В Зале повисает гробовая тишина, нарушаемая лишь сдавленным воем и стенаниями, доносящимися из бездны Тартара. Я ни на миг не сомневаюсь: это не голограмма, а истинный адский прогал чернеет и плюется серой в тридцати футах от моего укрытия.
– ЧТО Ж, ЕСЛИ Я РОДИТЕЛЕЙ – И ТЕХ БЕЗ ЖАЛОСТИ ПОВЕРГ ТУДА НАВЕКИ, – громыхает Зевс, – ДУМАЕТЕ, ХОТЬ НА МИГ ПОЩАЖУ ВАШИ ВОПЯЩИЕ ДУШОНКИ?!
Боги и богини не отвечают, лишь пятятся еще на пару шагов.
Губы Тучегонителя кривит опасная улыбка.
– Давайте, бессмертные, испытайте меня, авось хоть чему-нибудь научитесь!
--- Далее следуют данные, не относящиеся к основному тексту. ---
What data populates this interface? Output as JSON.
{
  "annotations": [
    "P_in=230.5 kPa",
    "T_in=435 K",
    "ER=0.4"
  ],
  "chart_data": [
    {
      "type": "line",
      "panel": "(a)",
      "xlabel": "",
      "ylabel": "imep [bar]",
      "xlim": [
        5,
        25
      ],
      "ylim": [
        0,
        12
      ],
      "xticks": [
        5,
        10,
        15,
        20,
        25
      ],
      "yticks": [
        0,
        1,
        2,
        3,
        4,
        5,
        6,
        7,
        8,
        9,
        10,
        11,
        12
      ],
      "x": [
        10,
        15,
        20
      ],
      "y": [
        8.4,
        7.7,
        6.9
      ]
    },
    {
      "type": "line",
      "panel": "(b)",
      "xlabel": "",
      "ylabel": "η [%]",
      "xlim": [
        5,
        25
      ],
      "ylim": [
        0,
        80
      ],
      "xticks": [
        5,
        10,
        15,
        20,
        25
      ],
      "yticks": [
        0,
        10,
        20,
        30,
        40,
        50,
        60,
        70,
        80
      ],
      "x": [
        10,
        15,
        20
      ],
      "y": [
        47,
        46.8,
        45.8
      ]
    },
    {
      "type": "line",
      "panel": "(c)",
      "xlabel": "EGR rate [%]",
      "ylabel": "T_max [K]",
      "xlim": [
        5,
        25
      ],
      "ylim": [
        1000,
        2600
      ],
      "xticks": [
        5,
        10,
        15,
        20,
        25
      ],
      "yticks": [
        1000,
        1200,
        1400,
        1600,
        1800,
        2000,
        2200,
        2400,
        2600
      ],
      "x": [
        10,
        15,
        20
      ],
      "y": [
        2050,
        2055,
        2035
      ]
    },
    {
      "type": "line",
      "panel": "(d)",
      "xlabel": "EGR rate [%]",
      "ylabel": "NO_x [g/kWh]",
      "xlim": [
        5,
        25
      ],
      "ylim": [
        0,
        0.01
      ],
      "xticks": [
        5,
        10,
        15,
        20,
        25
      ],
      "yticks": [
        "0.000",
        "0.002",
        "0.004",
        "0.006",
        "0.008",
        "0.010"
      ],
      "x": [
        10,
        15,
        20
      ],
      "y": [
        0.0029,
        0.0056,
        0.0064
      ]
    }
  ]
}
С крыши в тот же миг падает исполинская веревка, растянутая прямо над зловонными глубинами. Олимпийцы кидаются врассыпную, уворачиваясь от увесистого конца, и тот ударяется о мрамор с оглушительным громом. Трос, который должен, судя по виду, весить многие и многие тонны, скручен из дюймовых канатов из чистого золота.
Сойдя по сияющим ступеням, Зевс без усилия поднимает веревку со своей стороны.
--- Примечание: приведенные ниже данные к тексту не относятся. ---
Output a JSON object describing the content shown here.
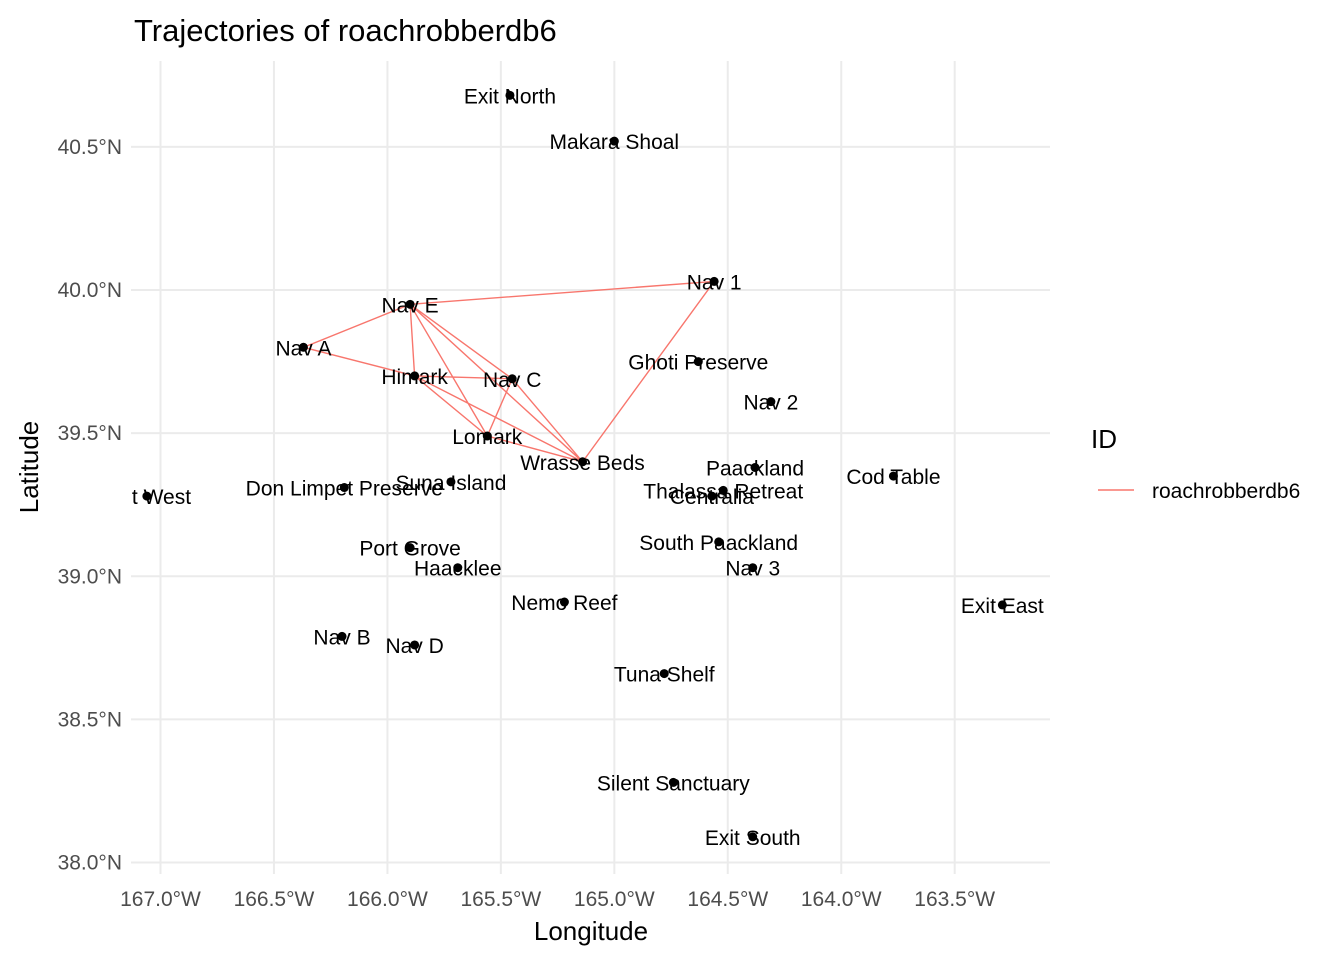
{
  "chart_data": {
    "type": "scatter",
    "title": "Trajectories of roachrobberdb6",
    "xlabel": "Longitude",
    "ylabel": "Latitude",
    "xlim": [
      -167.13,
      -163.08
    ],
    "ylim": [
      37.96,
      40.8
    ],
    "x_ticks": [
      -167.0,
      -166.5,
      -166.0,
      -165.5,
      -165.0,
      -164.5,
      -164.0,
      -163.5
    ],
    "x_tick_labels": [
      "167.0°W",
      "166.5°W",
      "166.0°W",
      "165.5°W",
      "165.0°W",
      "164.5°W",
      "164.0°W",
      "163.5°W"
    ],
    "y_ticks": [
      38.0,
      38.5,
      39.0,
      39.5,
      40.0,
      40.5
    ],
    "y_tick_labels": [
      "38.0°N",
      "38.5°N",
      "39.0°N",
      "39.5°N",
      "40.0°N",
      "40.5°N"
    ],
    "grid": true,
    "legend": {
      "title": "ID",
      "position": "right",
      "entries": [
        {
          "name": "roachrobberdb6",
          "color": "#F8766D"
        }
      ]
    },
    "points": [
      {
        "name": "Exit North",
        "lon": -165.46,
        "lat": 40.68
      },
      {
        "name": "Makara Shoal",
        "lon": -165.0,
        "lat": 40.52
      },
      {
        "name": "Nav 1",
        "lon": -164.56,
        "lat": 40.03
      },
      {
        "name": "Nav E",
        "lon": -165.9,
        "lat": 39.95
      },
      {
        "name": "Nav A",
        "lon": -166.37,
        "lat": 39.8
      },
      {
        "name": "Ghoti Preserve",
        "lon": -164.63,
        "lat": 39.75
      },
      {
        "name": "Himark",
        "lon": -165.88,
        "lat": 39.7
      },
      {
        "name": "Nav C",
        "lon": -165.45,
        "lat": 39.69
      },
      {
        "name": "Nav 2",
        "lon": -164.31,
        "lat": 39.61
      },
      {
        "name": "Lomark",
        "lon": -165.56,
        "lat": 39.49
      },
      {
        "name": "Wrasse Beds",
        "lon": -165.14,
        "lat": 39.4
      },
      {
        "name": "Paackland",
        "lon": -164.38,
        "lat": 39.38
      },
      {
        "name": "Cod Table",
        "lon": -163.77,
        "lat": 39.35
      },
      {
        "name": "Suna Island",
        "lon": -165.72,
        "lat": 39.33
      },
      {
        "name": "Don Limpet Preserve",
        "lon": -166.19,
        "lat": 39.31
      },
      {
        "name": "Thalassa Retreat",
        "lon": -164.52,
        "lat": 39.3
      },
      {
        "name": "Centralia",
        "lon": -164.57,
        "lat": 39.28
      },
      {
        "name": "Exit West",
        "lon": -167.06,
        "lat": 39.28
      },
      {
        "name": "South Paackland",
        "lon": -164.54,
        "lat": 39.12
      },
      {
        "name": "Port Grove",
        "lon": -165.9,
        "lat": 39.1
      },
      {
        "name": "Haacklee",
        "lon": -165.69,
        "lat": 39.03
      },
      {
        "name": "Nav 3",
        "lon": -164.39,
        "lat": 39.03
      },
      {
        "name": "Nemo Reef",
        "lon": -165.22,
        "lat": 38.91
      },
      {
        "name": "Exit East",
        "lon": -163.29,
        "lat": 38.9
      },
      {
        "name": "Nav B",
        "lon": -166.2,
        "lat": 38.79
      },
      {
        "name": "Nav D",
        "lon": -165.88,
        "lat": 38.76
      },
      {
        "name": "Tuna Shelf",
        "lon": -164.78,
        "lat": 38.66
      },
      {
        "name": "Silent Sanctuary",
        "lon": -164.74,
        "lat": 38.28
      },
      {
        "name": "Exit South",
        "lon": -164.39,
        "lat": 38.09
      }
    ],
    "series": [
      {
        "name": "roachrobberdb6",
        "color": "#F8766D",
        "path": [
          [
            -165.88,
            39.7
          ],
          [
            -165.45,
            39.69
          ],
          [
            -165.14,
            39.4
          ],
          [
            -164.56,
            40.03
          ],
          [
            -165.9,
            39.95
          ],
          [
            -166.37,
            39.8
          ],
          [
            -165.88,
            39.7
          ],
          [
            -165.56,
            39.49
          ],
          [
            -165.45,
            39.69
          ],
          [
            -165.9,
            39.95
          ],
          [
            -165.88,
            39.7
          ],
          [
            -165.14,
            39.4
          ],
          [
            -165.9,
            39.95
          ],
          [
            -165.56,
            39.49
          ],
          [
            -165.14,
            39.4
          ]
        ]
      }
    ]
  }
}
– Хватайтесь за конец, – говорит он почти дружелюбно.
Боги и богини переглядываются; никто не двигается с места.
– ХВАТАЙТЕСЬ ЗА КОНЕЦ!
Сотни бессмертных и их бессмертных слуг бросаются выполнять приказ, цепляясь за канат, словно малыши на «Веселых стартах». С минуту Громовержец поигрывает золотой веревкой, преспокойно посматривая на бесчисленную ораву, столпившуюся на другом краю пропасти.
– Стащите меня вниз, – ровно произносит Кронид. – С небес на землю, в Аид, и даже глубже, в вонючий Тартар. Я сказал, тащите.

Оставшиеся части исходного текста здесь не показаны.